# E-Bike MTB vs. Road bike



## smoothmoose (Jun 8, 2008)

Just curious? Is E-MTB faster on the road than a human-only powered road bike? Assuming appropriate road gearing and no speed limiters. 

Has anybody raced roadie on your E-MTB?


----------



## Klurejr (Oct 13, 2006)

Depends on the bike and the tires.

a 250w e-fat bike is not going to be faster than a road bike.

a 750w with smooth tires will be up to a point depending on if it has a speed limiter, etc...


too many variable to give a general yes or no answer.


----------



## Varaxis (Mar 16, 2010)

Class 3 speed pedelecs allow up to 1 HP (750W) of motor assist, at up to 28 mph before cutting off. With a 750W motor, these easily beat roadies. The 250W ones should rival a roadie if a relatively fit person is riding it at a similar intensity level. Road pros might pull away on the hillclimbs, due to having a better W/kg ratio. Range is a factor too.

If it's not a class 1, then the "e-mtb" is something in between a mtb and moto, in a grey undefined area, that is generally not regarded to be a mtb or e-mtb. See the thread about non-class 1 ebikes for examples. Removing the 20 mph limiter immediately disqualifies it as being a class 1 e-mtb, which tends to be the only class of ebike allowed on bike trails, if allowed at all.

I do pretty big road rides on my e1mtb and rarely average 14 mph or above*, and my area is mostly flat. When I commute on my 29er singlespeed, I often average 15-17 mph over 8 miles (~30 mins +/- 5 mins).
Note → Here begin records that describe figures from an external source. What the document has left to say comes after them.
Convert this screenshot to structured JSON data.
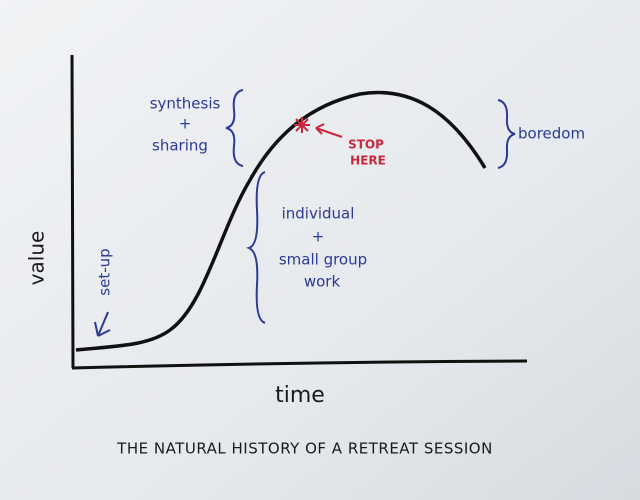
{
  "title": "THE NATURAL HISTORY OF A RETREAT SESSION",
  "axes": {
    "y_label": "value",
    "x_label": "time"
  },
  "annotations": {
    "set_up": "set-up",
    "synthesis": [
      "synthesis",
      "+",
      "sharing"
    ],
    "individual": [
      "individual",
      "+",
      "small group",
      "work"
    ],
    "boredom": "boredom",
    "stop_here": [
      "STOP",
      "HERE"
    ]
  }
}
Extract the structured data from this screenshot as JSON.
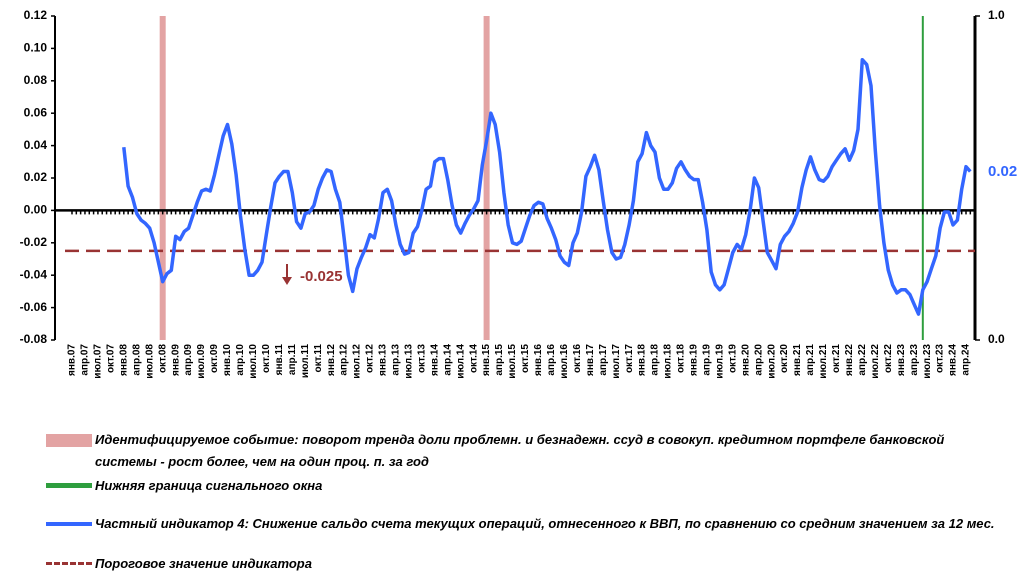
{
  "chart_data": {
    "type": "line",
    "categories": [
      "янв.07",
      null,
      null,
      "апр.07",
      null,
      null,
      "июл.07",
      null,
      null,
      "окт.07",
      null,
      null,
      "янв.08",
      null,
      null,
      "апр.08",
      null,
      null,
      "июл.08",
      null,
      null,
      "окт.08",
      null,
      null,
      "янв.09",
      null,
      null,
      "апр.09",
      null,
      null,
      "июл.09",
      null,
      null,
      "окт.09",
      null,
      null,
      "янв.10",
      null,
      null,
      "апр.10",
      null,
      null,
      "июл.10",
      null,
      null,
      "окт.10",
      null,
      null,
      "янв.11",
      null,
      null,
      "апр.11",
      null,
      null,
      "июл.11",
      null,
      null,
      "окт.11",
      null,
      null,
      "янв.12",
      null,
      null,
      "апр.12",
      null,
      null,
      "июл.12",
      null,
      null,
      "окт.12",
      null,
      null,
      "янв.13",
      null,
      null,
      "апр.13",
      null,
      null,
      "июл.13",
      null,
      null,
      "окт.13",
      null,
      null,
      "янв.14",
      null,
      null,
      "апр.14",
      null,
      null,
      "июл.14",
      null,
      null,
      "окт.14",
      null,
      null,
      "янв.15",
      null,
      null,
      "апр.15",
      null,
      null,
      "июл.15",
      null,
      null,
      "окт.15",
      null,
      null,
      "янв.16",
      null,
      null,
      "апр.16",
      null,
      null,
      "июл.16",
      null,
      null,
      "окт.16",
      null,
      null,
      "янв.17",
      null,
      null,
      "апр.17",
      null,
      null,
      "июл.17",
      null,
      null,
      "окт.17",
      null,
      null,
      "янв.18",
      null,
      null,
      "апр.18",
      null,
      null,
      "июл.18",
      null,
      null,
      "окт.18",
      null,
      null,
      "янв.19",
      null,
      null,
      "апр.19",
      null,
      null,
      "июл.19",
      null,
      null,
      "окт.19",
      null,
      null,
      "янв.20",
      null,
      null,
      "апр.20",
      null,
      null,
      "июл.20",
      null,
      null,
      "окт.20",
      null,
      null,
      "янв.21",
      null,
      null,
      "апр.21",
      null,
      null,
      "июл.21",
      null,
      null,
      "окт.21",
      null,
      null,
      "янв.22",
      null,
      null,
      "апр.22",
      null,
      null,
      "июл.22",
      null,
      null,
      "окт.22",
      null,
      null,
      "янв.23",
      null,
      null,
      "апр.23",
      null,
      null,
      "июл.23",
      null,
      null,
      "окт.23",
      null,
      null,
      "янв.24",
      null,
      null,
      "апр.24",
      null
    ],
    "series": [
      {
        "name": "Частный индикатор 4: Снижение сальдо счета текущих операций, отнесенного к ВВП, по сравнению со средним значением за 12 мес.",
        "color": "#3366ff",
        "values": [
          null,
          null,
          null,
          null,
          null,
          null,
          null,
          null,
          null,
          null,
          null,
          null,
          0.039,
          0.015,
          0.008,
          -0.002,
          -0.006,
          -0.008,
          -0.011,
          -0.02,
          -0.032,
          -0.044,
          -0.039,
          -0.037,
          -0.016,
          -0.018,
          -0.013,
          -0.011,
          -0.003,
          0.005,
          0.012,
          0.013,
          0.012,
          0.022,
          0.034,
          0.046,
          0.053,
          0.041,
          0.022,
          -0.003,
          -0.024,
          -0.04,
          -0.04,
          -0.037,
          -0.032,
          -0.015,
          0.002,
          0.017,
          0.021,
          0.024,
          0.024,
          0.011,
          -0.007,
          -0.011,
          -0.002,
          -0.001,
          0.003,
          0.013,
          0.02,
          0.025,
          0.024,
          0.013,
          0.005,
          -0.017,
          -0.04,
          -0.05,
          -0.036,
          -0.029,
          -0.023,
          -0.015,
          -0.017,
          -0.005,
          0.011,
          0.013,
          0.006,
          -0.009,
          -0.021,
          -0.027,
          -0.026,
          -0.014,
          -0.01,
          0,
          0.013,
          0.015,
          0.03,
          0.032,
          0.032,
          0.019,
          0.003,
          -0.009,
          -0.014,
          -0.008,
          -0.003,
          0.001,
          0.006,
          0.028,
          0.043,
          0.06,
          0.053,
          0.036,
          0.011,
          -0.009,
          -0.02,
          -0.021,
          -0.019,
          -0.011,
          -0.003,
          0.003,
          0.005,
          0.004,
          -0.005,
          -0.011,
          -0.018,
          -0.028,
          -0.032,
          -0.034,
          -0.02,
          -0.014,
          -0.001,
          0.021,
          0.027,
          0.034,
          0.025,
          0.006,
          -0.012,
          -0.026,
          -0.03,
          -0.029,
          -0.021,
          -0.009,
          0.006,
          0.03,
          0.035,
          0.048,
          0.04,
          0.036,
          0.02,
          0.013,
          0.013,
          0.017,
          0.026,
          0.03,
          0.025,
          0.021,
          0.019,
          0.019,
          0.005,
          -0.012,
          -0.038,
          -0.046,
          -0.049,
          -0.046,
          -0.036,
          -0.026,
          -0.021,
          -0.024,
          -0.015,
          0,
          0.02,
          0.014,
          -0.006,
          -0.026,
          -0.031,
          -0.036,
          -0.021,
          -0.016,
          -0.013,
          -0.008,
          -0.001,
          0.014,
          0.025,
          0.033,
          0.025,
          0.019,
          0.018,
          0.021,
          0.027,
          0.031,
          0.035,
          0.038,
          0.031,
          0.037,
          0.05,
          0.093,
          0.09,
          0.077,
          0.037,
          0.003,
          -0.02,
          -0.037,
          -0.046,
          -0.051,
          -0.049,
          -0.049,
          -0.052,
          -0.058,
          -0.064,
          -0.049,
          -0.044,
          -0.036,
          -0.028,
          -0.011,
          -0.001,
          -0.001,
          -0.009,
          -0.006,
          0.013,
          0.027,
          0.024
        ],
        "last_value_label": "0.02"
      }
    ],
    "threshold": {
      "name": "Пороговое значение индикатора",
      "value": -0.025,
      "label": "-0.025",
      "color": "#993333"
    },
    "events": {
      "name": "Идентифицируемое событие: поворот тренда доли проблемн. и безнадежн. ссуд в совокуп. кредитном портфеле банковской системы - рост более, чем на один проц. п. за год",
      "color": "#e3a3a3",
      "periods": [
        21,
        96
      ]
    },
    "signal_window": {
      "name": "Нижняя граница сигнального окна",
      "color": "#2e9e3e",
      "periods": [
        197
      ]
    },
    "ylim": [
      -0.08,
      0.12
    ],
    "yticks": [
      0.12,
      {
        "value": 0.1,
        "label": "0.10"
      },
      0.08,
      0.06,
      0.04,
      0.02,
      {
        "value": 0,
        "label": "0.00"
      },
      -0.02,
      -0.04,
      -0.06,
      -0.08
    ],
    "y2lim": [
      0,
      1
    ],
    "y2ticks": [
      {
        "value": 0,
        "label": "0.0"
      },
      {
        "value": 1,
        "label": "1.0"
      }
    ]
  }
}
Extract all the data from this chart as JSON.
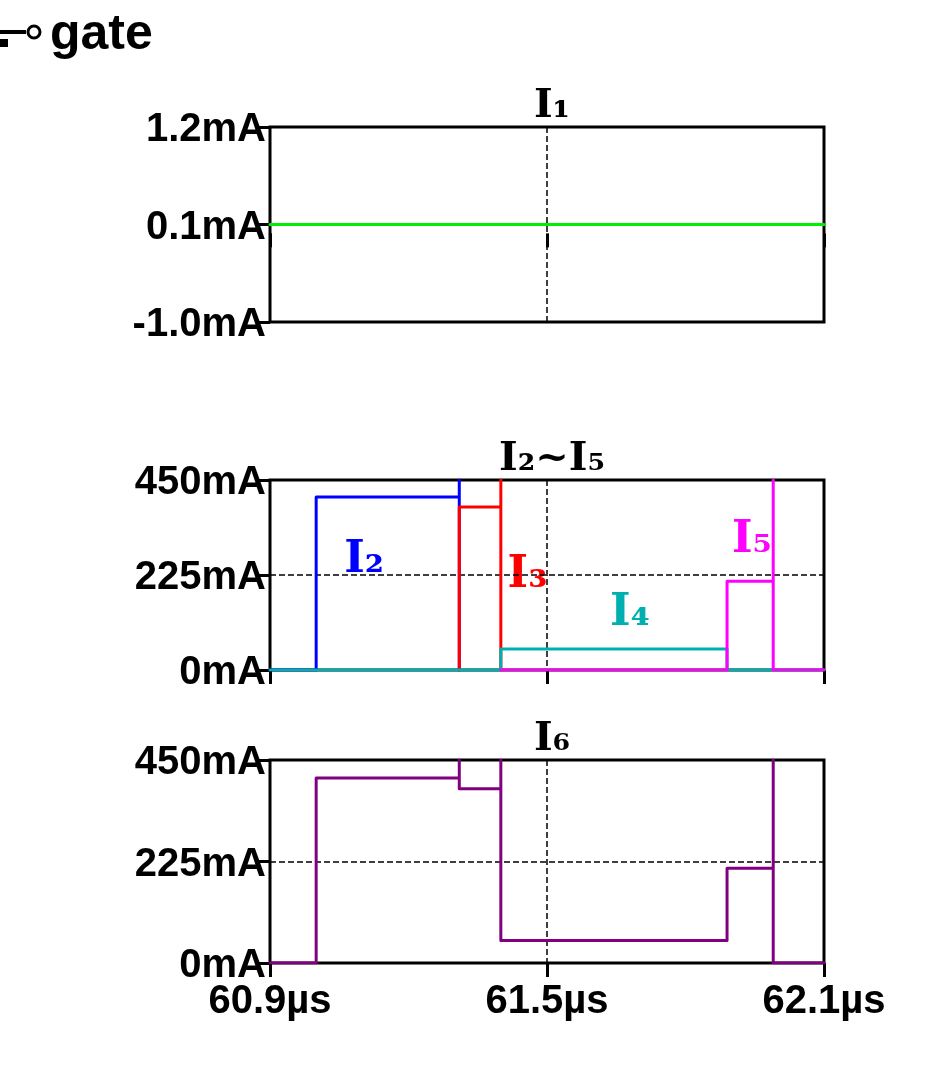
{
  "chart_data": [
    {
      "type": "line",
      "title": "I₁",
      "annotations": [
        "gate"
      ],
      "xlim": [
        60.9,
        62.1
      ],
      "xticks": [
        {
          "value": 60.9,
          "label": null
        },
        {
          "value": 61.5,
          "label": null
        },
        {
          "value": 62.1,
          "label": null
        }
      ],
      "ylim": [
        -1.0,
        1.2
      ],
      "yticks": [
        {
          "value": -1.0,
          "label": "-1.0mA"
        },
        {
          "value": 0.1,
          "label": "0.1mA"
        },
        {
          "value": 1.2,
          "label": "1.2mA"
        }
      ],
      "tick_labels": "y",
      "grid": true,
      "legend": false,
      "marker": "none",
      "line_style": "solid",
      "series": [
        {
          "color": "#00ee00",
          "x": [
            60.9,
            62.1
          ],
          "values": [
            0.1,
            0.1
          ]
        }
      ]
    },
    {
      "type": "line",
      "title": "I₂~I₅",
      "xlim": [
        60.9,
        62.1
      ],
      "xticks": [
        {
          "value": 60.9,
          "label": null
        },
        {
          "value": 61.5,
          "label": null
        },
        {
          "value": 62.1,
          "label": null
        }
      ],
      "ylim": [
        0,
        450
      ],
      "yticks": [
        {
          "value": 0,
          "label": "0mA"
        },
        {
          "value": 225,
          "label": "225mA"
        },
        {
          "value": 450,
          "label": "450mA"
        }
      ],
      "tick_labels": "y",
      "grid": true,
      "legend": false,
      "marker": "none",
      "line_style": "solid",
      "series": [
        {
          "name": "I₂",
          "color": "#0000ff",
          "x": [
            60.9,
            61.0,
            61.0,
            61.31,
            61.31,
            61.31
          ],
          "values": [
            0,
            0,
            410,
            410,
            450,
            0
          ]
        },
        {
          "name": "I₃",
          "color": "#ff0000",
          "x": [
            61.31,
            61.31,
            61.4,
            61.4,
            61.4
          ],
          "values": [
            0,
            386,
            386,
            450,
            0
          ]
        },
        {
          "name": "I₄",
          "color": "#00b0b0",
          "x": [
            60.9,
            61.4,
            61.4,
            61.89,
            61.89,
            62.1
          ],
          "values": [
            0,
            0,
            50,
            50,
            0,
            0
          ]
        },
        {
          "name": "I₅",
          "color": "#ff00ff",
          "x": [
            61.4,
            61.89,
            61.89,
            61.99,
            61.99,
            61.99,
            62.1
          ],
          "values": [
            0,
            0,
            210,
            210,
            450,
            0,
            0
          ]
        }
      ]
    },
    {
      "type": "line",
      "title": "I₆",
      "xlim": [
        60.9,
        62.1
      ],
      "xticks": [
        {
          "value": 60.9,
          "label": "60.9µs"
        },
        {
          "value": 61.5,
          "label": "61.5µs"
        },
        {
          "value": 62.1,
          "label": "62.1µs"
        }
      ],
      "ylim": [
        0,
        450
      ],
      "yticks": [
        {
          "value": 0,
          "label": "0mA"
        },
        {
          "value": 225,
          "label": "225mA"
        },
        {
          "value": 450,
          "label": "450mA"
        }
      ],
      "grid": true,
      "legend": false,
      "marker": "none",
      "line_style": "solid",
      "series": [
        {
          "color": "#800080",
          "x": [
            60.9,
            61.0,
            61.0,
            61.31,
            61.31,
            61.31,
            61.4,
            61.4,
            61.4,
            61.89,
            61.89,
            61.99,
            61.99,
            61.99,
            62.1
          ],
          "values": [
            0,
            0,
            410,
            410,
            450,
            386,
            386,
            450,
            50,
            50,
            210,
            210,
            450,
            0,
            0
          ]
        }
      ]
    }
  ]
}
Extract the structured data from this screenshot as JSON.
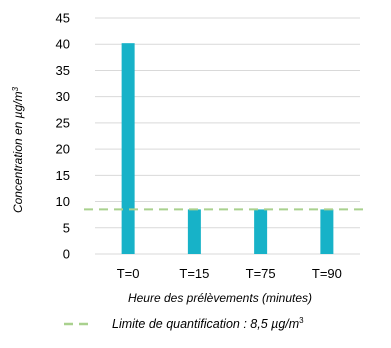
{
  "chart_data": {
    "type": "bar",
    "categories": [
      "T=0",
      "T=15",
      "T=75",
      "T=90"
    ],
    "values": [
      40.2,
      8.5,
      8.5,
      8.5
    ],
    "xlabel": "Heure des prélèvements (minutes)",
    "ylabel": "Concentration en µg/m",
    "ylabel_sup": "3",
    "ylim": [
      0,
      45
    ],
    "yticks": [
      0,
      5,
      10,
      15,
      20,
      25,
      30,
      35,
      40,
      45
    ],
    "grid": true,
    "bar_color": "#17b2c8",
    "reference_line": {
      "value": 8.5,
      "label": "Limite de quantification : 8,5 µg/m",
      "label_sup": "3",
      "color": "#a9d18e",
      "style": "dashed"
    },
    "legend_position": "bottom"
  }
}
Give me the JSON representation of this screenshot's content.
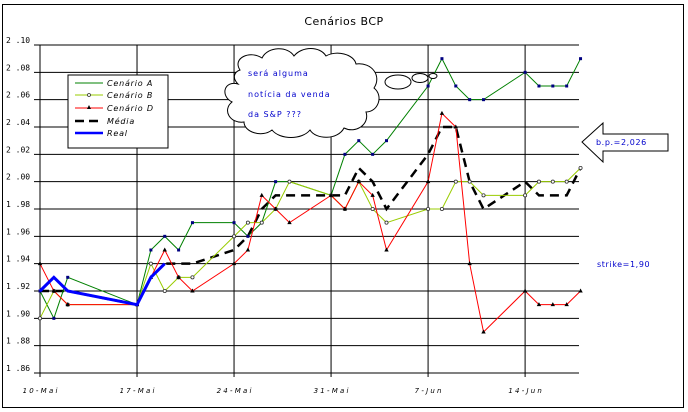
{
  "chart_data": {
    "type": "line",
    "title": "Cenários BCP",
    "xlabel": "",
    "ylabel": "",
    "ylim": [
      1.86,
      2.1
    ],
    "yticks": [
      "2.10",
      "2.08",
      "2.06",
      "2.04",
      "2.02",
      "2.00",
      "1.98",
      "1.96",
      "1.94",
      "1.92",
      "1.90",
      "1.88",
      "1.86"
    ],
    "xtick_labels": [
      "10-Mai",
      "17-Mai",
      "24-Mai",
      "31-Mai",
      "7-Jun",
      "14-Jun"
    ],
    "grid": true,
    "legend_position": "upper-left",
    "x": [
      "10-Mai",
      "11-Mai",
      "12-Mai",
      "17-Mai",
      "18-Mai",
      "19-Mai",
      "20-Mai",
      "21-Mai",
      "24-Mai",
      "25-Mai",
      "26-Mai",
      "27-Mai",
      "28-Mai",
      "31-Mai",
      "1-Jun",
      "2-Jun",
      "3-Jun",
      "4-Jun",
      "7-Jun",
      "8-Jun",
      "9-Jun",
      "10-Jun",
      "11-Jun",
      "14-Jun",
      "15-Jun",
      "16-Jun",
      "17-Jun",
      "18-Jun"
    ],
    "x_day_offsets": [
      0,
      1,
      2,
      7,
      8,
      9,
      10,
      11,
      14,
      15,
      16,
      17,
      18,
      21,
      22,
      23,
      24,
      25,
      28,
      29,
      30,
      31,
      32,
      35,
      36,
      37,
      38,
      39
    ],
    "series": [
      {
        "name": "Cenário A",
        "color": "#008000",
        "marker": "plus",
        "values": [
          1.92,
          1.9,
          1.93,
          1.91,
          1.95,
          1.96,
          1.95,
          1.97,
          1.97,
          1.96,
          1.97,
          2.0,
          2.0,
          1.99,
          2.02,
          2.03,
          2.02,
          2.03,
          2.07,
          2.09,
          2.07,
          2.06,
          2.06,
          2.08,
          2.07,
          2.07,
          2.07,
          2.09
        ]
      },
      {
        "name": "Cenário B",
        "color": "#99cc00",
        "marker": "circle",
        "values": [
          1.9,
          1.92,
          1.91,
          1.91,
          1.94,
          1.92,
          1.93,
          1.93,
          1.96,
          1.97,
          1.97,
          1.98,
          2.0,
          1.99,
          1.98,
          2.0,
          1.98,
          1.97,
          1.98,
          1.98,
          2.0,
          2.0,
          1.99,
          1.99,
          2.0,
          2.0,
          2.0,
          2.01
        ]
      },
      {
        "name": "Cenário D",
        "color": "#ff0000",
        "marker": "triangle",
        "values": [
          1.94,
          1.92,
          1.91,
          1.91,
          1.93,
          1.95,
          1.93,
          1.92,
          1.94,
          1.95,
          1.99,
          1.98,
          1.97,
          1.99,
          1.98,
          2.0,
          1.99,
          1.95,
          2.0,
          2.05,
          2.04,
          1.94,
          1.89,
          1.92,
          1.91,
          1.91,
          1.91,
          1.92
        ]
      },
      {
        "name": "Média",
        "color": "#000000",
        "style": "dashed",
        "values": [
          1.92,
          1.92,
          1.92,
          1.91,
          1.93,
          1.94,
          1.94,
          1.94,
          1.95,
          1.96,
          1.98,
          1.99,
          1.99,
          1.99,
          1.99,
          2.01,
          2.0,
          1.98,
          2.02,
          2.04,
          2.04,
          2.0,
          1.98,
          2.0,
          1.99,
          1.99,
          1.99,
          2.01
        ]
      },
      {
        "name": "Real",
        "color": "#0000ff",
        "style": "thick",
        "values": [
          1.92,
          1.93,
          1.92,
          1.91,
          1.93,
          1.94,
          null,
          null,
          null,
          null,
          null,
          null,
          null,
          null,
          null,
          null,
          null,
          null,
          null,
          null,
          null,
          null,
          null,
          null,
          null,
          null,
          null,
          null
        ]
      }
    ],
    "annotations": [
      {
        "type": "thought-bubble",
        "lines": [
          "será alguma",
          "notícia da venda",
          "da S&P ???"
        ]
      },
      {
        "type": "arrow-callout",
        "text": "b.p.=2,026"
      },
      {
        "type": "text",
        "text": "strike=1,90"
      }
    ]
  },
  "chart": {
    "title": "Cenários BCP",
    "legend": [
      "Cenário A",
      "Cenário B",
      "Cenário D",
      "Média",
      "Real"
    ],
    "bubble": [
      "será alguma",
      "notícia da venda",
      "da S&P ???"
    ],
    "bp_label": "b.p.=2,026",
    "strike_label": "strike=1,90"
  }
}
Edit: *disclaimer, regarding my big road rides on my e1mtb: I'm mostly exploring new routes, rather than taking planned routes that are optimized for minimal stops and wide bicycle friendly pavement, hence my lower average speed. It's also not calibrated to my wheel, and its power steps down before I hit the speed cutoff; anything above about 18.2 mph is mostly my own power and I tend to not push beyond that, besides on downslopes.


----------



## Harryman (Jun 14, 2011)

I watched an old dude in Europe motopacing a string of roadies on an emtb, so depends on your roadie more than anything.


----------



## Giant Warp (Jun 11, 2009)




----------



## Giant Warp (Jun 11, 2009)

One time I was on my road bike and my wife was on her Levo. We came up to a hill. I grabbed her camelback as a tow and kept pedaling. We passed a rodie on the hill. She was very proud


----------



## Giant Warp (Jun 11, 2009)

While riding my Levo I've been dropped by regular mountain bikes on technical single track, home brew $600 ebikes on moto trails, a fat bike in deep snow, road bikes, and grandpa on a road ebike. Such is life.


----------



## Gutch (Dec 17, 2010)

My 750w Turbo S Specialized Bike is way faster than a road bike. It cuts out at 28mph. My Levo at 250w with 3.0 knobs would be about the same times as me on my road bike, unless it was a real long climb, then a Levo would drop me.


----------



## Bjorn2Ride (Apr 4, 2017)

My friends ride their road bikes instead of their MTBs in the road because their road bikes are faster. The sacrifice is ride comfort and flats. I can’t keep up with them downhill where gearing and rolling resistance favors the roadie, but if I air up to 25 PSI and use higher levels of assist, I can hold my own on my Levo. Only really fit riders on a standard road bike can pull away in the hills. The point is that a Class 1 MTB can be quite versatile. Between my Stumpy, my Levo, and a set of road tires for the Levo, I have no desire for a road bike.


----------



## Bigwheel (Jan 12, 2004)

My hub e road bike is faster, pedals better and more efficient on any type of road and will do mellow trail duty but the mtb does ok on the road and is good enough for accessing trail heads 5 miles away but is much more efficient for off road use. Why I have one of each.


----------



## EricTheDood (Sep 22, 2017)

smoothmoose said:


> Just curious? Is E-MTB faster on the road than a human-only powered road bike?


Slower on flats, MUCH faster on climbs. The sweet spot of an e-MTB is right around 8-12 mph.


----------